En août 2003, dans le cadre du jumelage entre le camp de réfugiés de Khan Younis et la communauté d’agglomération d’Evry, une délégation de seize jeunes de 12 à 14 ans et six adultes palestiniens a pu effectuer un séjour à Evry en région parisienne. J’ai accueilli et accompagné deux garçons du groupe avec qui j’ai partagé ma vie de famille.
Je suis devenue leur "French mother" qu’ils souhaitaient revoir de retour dans leur pays. J’ai donc répondu à l’invitation de leur famille. Ce voyage au sein du groupe Evry Palestine avait aussi pour objectif d’établir une correspondance scolaire entre enfants d’Evry et de Khan Younis.
C’est la première fois que je me rendais dans la bande de Gaza. Après le franchissement du check-point d’Erez, ce fut la perte de repères. la route, aléatoire, était coupée, il fallut faire demi-tour et emprunter des petits chemins tortueux, en suivant au hasard une voiture, entre des blocs de maisons.
On a l’impression irréelle de n’être nulle part, on ne sait pas où on va, c’est l’angoisse et pourtant il faut encore affronter l’incertitude d’arriver à destination, incertitude due aux fermetures et ouvertures imprévisibles des barrages.
Le paysage qu’on observe est en train d’être remodelé, il est en passe de devenir un paysage minéral. Le vert végétal disparaît, les cultures fruitières (oliviers, figuiers, palmiers, orangers) arrachées laissent la dominance à la couleur ocre de la terre dévastée, éventrée. A la place des habitations détruites s’installe un no man’s land effrayant qui me donne la sensation d’être épiée.

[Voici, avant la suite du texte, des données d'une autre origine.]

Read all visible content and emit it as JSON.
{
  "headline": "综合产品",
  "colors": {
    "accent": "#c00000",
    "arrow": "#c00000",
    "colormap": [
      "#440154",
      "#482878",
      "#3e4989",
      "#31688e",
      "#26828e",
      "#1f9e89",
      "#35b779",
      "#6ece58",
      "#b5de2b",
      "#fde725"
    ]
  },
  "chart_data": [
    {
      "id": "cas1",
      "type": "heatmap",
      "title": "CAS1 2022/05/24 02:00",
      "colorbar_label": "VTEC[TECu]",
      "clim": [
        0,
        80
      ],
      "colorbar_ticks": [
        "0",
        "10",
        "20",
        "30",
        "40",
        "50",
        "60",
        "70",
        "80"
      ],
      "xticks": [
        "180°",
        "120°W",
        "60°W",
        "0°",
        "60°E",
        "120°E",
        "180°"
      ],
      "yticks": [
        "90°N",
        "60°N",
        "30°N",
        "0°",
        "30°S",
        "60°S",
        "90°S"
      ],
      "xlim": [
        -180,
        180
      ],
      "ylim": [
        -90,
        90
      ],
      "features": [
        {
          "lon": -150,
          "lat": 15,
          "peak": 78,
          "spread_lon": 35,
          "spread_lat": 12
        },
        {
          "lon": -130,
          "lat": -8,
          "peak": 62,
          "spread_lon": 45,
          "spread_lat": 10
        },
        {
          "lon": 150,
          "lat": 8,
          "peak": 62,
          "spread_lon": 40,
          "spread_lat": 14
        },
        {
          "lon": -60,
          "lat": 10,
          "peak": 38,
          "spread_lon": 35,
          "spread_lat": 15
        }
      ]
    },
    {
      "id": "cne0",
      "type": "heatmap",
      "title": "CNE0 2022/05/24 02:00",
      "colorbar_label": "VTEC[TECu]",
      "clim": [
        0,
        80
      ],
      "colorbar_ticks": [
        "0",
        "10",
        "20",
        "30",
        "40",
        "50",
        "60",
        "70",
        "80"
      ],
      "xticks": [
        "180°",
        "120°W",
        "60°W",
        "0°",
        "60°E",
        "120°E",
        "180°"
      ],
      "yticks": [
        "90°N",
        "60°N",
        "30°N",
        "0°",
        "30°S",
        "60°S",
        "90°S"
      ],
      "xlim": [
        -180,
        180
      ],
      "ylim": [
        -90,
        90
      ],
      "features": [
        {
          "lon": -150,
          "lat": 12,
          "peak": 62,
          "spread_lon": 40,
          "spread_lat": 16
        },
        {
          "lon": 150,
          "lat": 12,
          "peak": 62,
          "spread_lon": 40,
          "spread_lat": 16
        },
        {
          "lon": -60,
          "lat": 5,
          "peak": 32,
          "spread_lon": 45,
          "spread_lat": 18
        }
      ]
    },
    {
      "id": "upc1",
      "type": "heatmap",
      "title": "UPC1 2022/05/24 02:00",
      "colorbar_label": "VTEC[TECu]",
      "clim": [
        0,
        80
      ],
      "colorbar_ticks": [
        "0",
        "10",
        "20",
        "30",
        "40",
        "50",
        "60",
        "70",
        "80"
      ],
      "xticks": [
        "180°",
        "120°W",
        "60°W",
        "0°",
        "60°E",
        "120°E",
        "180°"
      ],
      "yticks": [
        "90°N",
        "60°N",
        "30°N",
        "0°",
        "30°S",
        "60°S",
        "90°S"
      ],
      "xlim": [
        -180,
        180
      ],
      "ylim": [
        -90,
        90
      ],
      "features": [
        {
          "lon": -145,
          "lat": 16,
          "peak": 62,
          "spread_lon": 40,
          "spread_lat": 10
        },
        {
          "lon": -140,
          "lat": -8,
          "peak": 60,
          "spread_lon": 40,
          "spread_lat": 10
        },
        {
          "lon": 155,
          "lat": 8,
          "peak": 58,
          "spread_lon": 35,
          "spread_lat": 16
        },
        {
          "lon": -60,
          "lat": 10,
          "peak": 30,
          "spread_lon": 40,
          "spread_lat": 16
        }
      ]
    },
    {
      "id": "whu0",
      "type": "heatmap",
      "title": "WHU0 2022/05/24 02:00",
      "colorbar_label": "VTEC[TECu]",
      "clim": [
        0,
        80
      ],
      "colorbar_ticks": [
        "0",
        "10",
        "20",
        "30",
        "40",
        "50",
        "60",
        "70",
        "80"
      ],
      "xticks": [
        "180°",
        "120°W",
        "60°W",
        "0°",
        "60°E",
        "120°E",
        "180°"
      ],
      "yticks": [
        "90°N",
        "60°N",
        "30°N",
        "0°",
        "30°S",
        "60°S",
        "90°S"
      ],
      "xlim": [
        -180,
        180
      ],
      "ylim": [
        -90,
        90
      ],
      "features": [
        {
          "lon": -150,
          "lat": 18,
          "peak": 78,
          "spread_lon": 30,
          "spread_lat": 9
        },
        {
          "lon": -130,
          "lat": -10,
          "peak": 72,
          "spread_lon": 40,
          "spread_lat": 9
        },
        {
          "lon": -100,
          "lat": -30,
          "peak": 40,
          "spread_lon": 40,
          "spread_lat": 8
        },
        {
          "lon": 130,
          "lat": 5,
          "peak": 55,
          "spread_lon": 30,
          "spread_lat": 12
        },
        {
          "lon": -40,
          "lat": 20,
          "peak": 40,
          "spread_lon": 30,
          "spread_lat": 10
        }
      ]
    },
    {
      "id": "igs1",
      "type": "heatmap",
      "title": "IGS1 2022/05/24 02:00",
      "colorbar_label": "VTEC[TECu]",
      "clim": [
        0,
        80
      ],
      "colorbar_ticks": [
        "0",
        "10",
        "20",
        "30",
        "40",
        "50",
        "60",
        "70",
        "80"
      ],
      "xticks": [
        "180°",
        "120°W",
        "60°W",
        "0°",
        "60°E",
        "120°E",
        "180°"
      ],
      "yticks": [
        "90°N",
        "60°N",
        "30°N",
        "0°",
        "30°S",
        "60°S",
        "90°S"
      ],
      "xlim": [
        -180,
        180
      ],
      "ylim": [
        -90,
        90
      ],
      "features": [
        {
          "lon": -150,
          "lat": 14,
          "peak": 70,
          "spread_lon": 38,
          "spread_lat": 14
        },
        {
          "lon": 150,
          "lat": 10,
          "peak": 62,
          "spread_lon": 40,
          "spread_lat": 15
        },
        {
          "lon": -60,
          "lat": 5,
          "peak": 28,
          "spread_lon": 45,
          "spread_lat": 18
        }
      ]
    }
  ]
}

J’ai vu la dureté de la vie quotidienne des habitants du camp. Les coupures quotidiennes d’électricité - de quelques heures à la journée entière, parfois la nuit - entraînent des coupures d’eau, une eau qui, chez nous, serait qualifiée d’" impropre à la consommation ". Toutes les nuits, on entend des tirs plus ou moins proches, plus ou moins éloignés, par rafales, qui s’arrêtent puis reprennent. Les enfants dorment avec la lumière allumée, quand le courant n’est pas interrompu, avec les vêtements de ville, pour fuir rapidement au cas où...

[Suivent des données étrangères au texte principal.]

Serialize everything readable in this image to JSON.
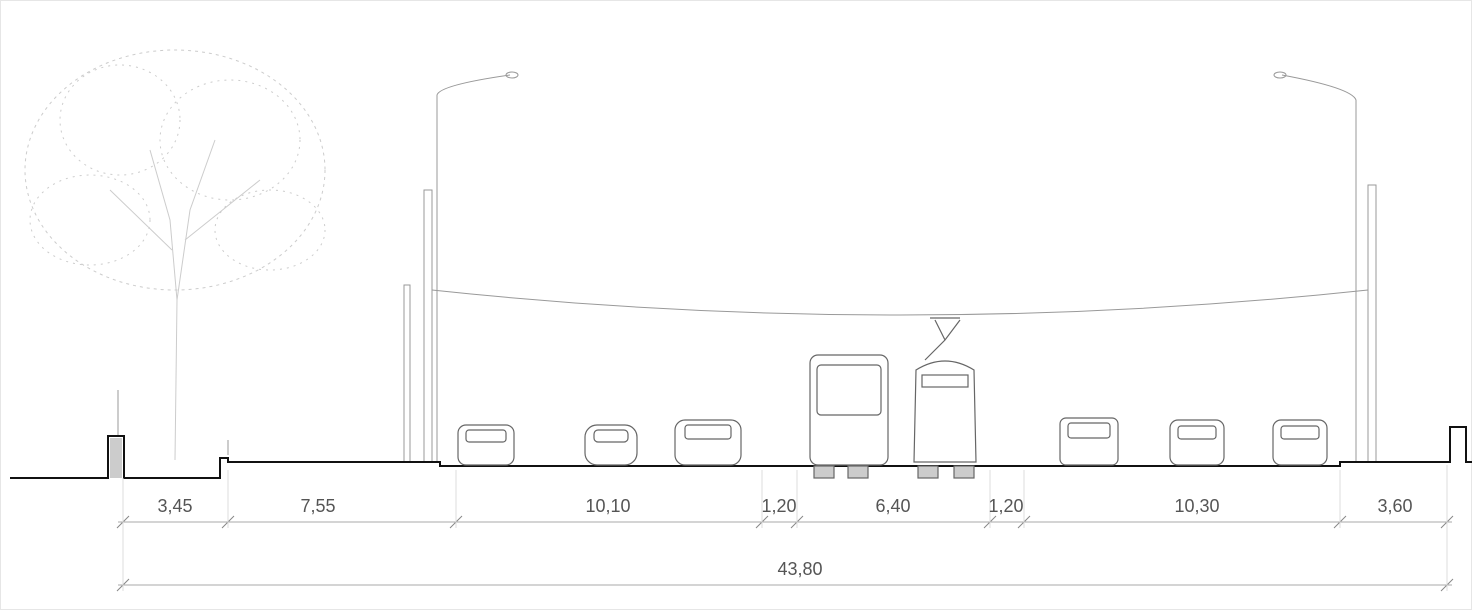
{
  "dimensions": [
    "3,45",
    "7,55",
    "10,10",
    "1,20",
    "6,40",
    "1,20",
    "10,30",
    "3,60"
  ],
  "total": "43,80"
}
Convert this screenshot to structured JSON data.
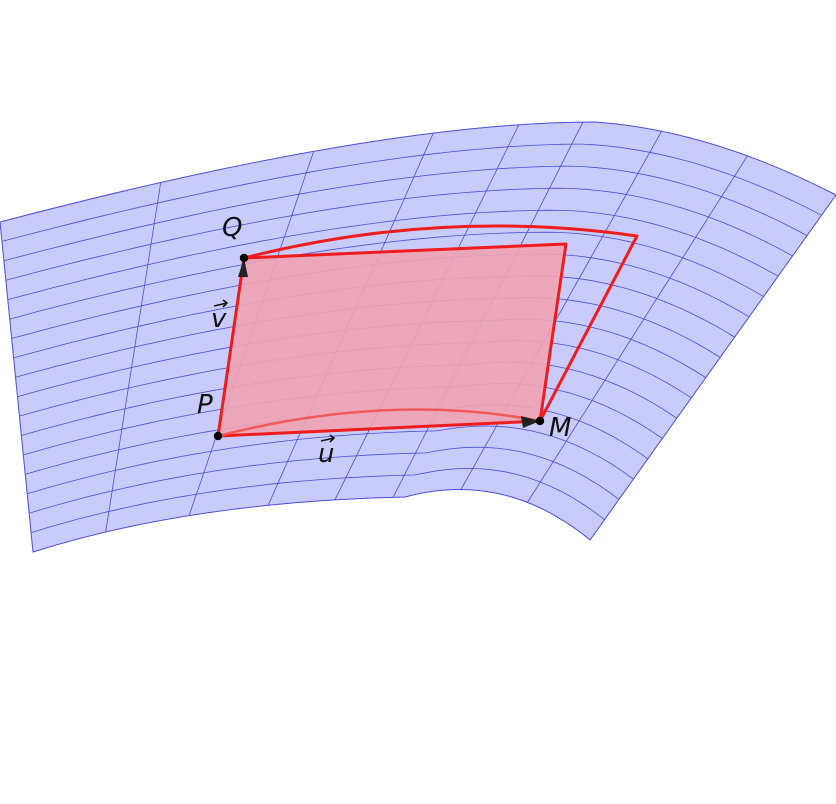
{
  "labels": {
    "Q": "Q",
    "P": "P",
    "M": "M",
    "u": "u",
    "v": "v"
  },
  "colors": {
    "surface_fill": "#c9cbfb",
    "surface_grid": "#4a4ed6",
    "outline": "#ee1c1c",
    "parallelogram_fill": "#f1a3b3",
    "point": "#000000",
    "text": "#111111"
  }
}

La destruction des habitations amène à l’implantation de tentes sous un soleil implacable, avec quelques fois juste un matelas pour tout mobilier... Les routes coupées rendent très difficiles et incertains les allers et retours imposés par le travail hors des lieux de résidence. On ne sait si on pourra rentrer chez soi le soir.
En dépit de cet enfer quotidien, j’ai trouvé un accueil extrêmement chaleureux de la part des habitants. J’ai été émue par leur sens de l’hospitalité - pour nous presque excessif. J’ai maintenant une famille là-bas. J’admire leur courage, leur envie de vivre et leur patience.
Une image s’est gravée en moi : au milieu d’un champ rasé de toutes ses cultures, il ne restait qu’une jeune pousse d’olivier, que les bulldozers n’avaient pas écrasée, petite plante prête à repartir vers la vie, tout comme les enfants de ma famille d’accueil qui osent avoir des projets d’avenir.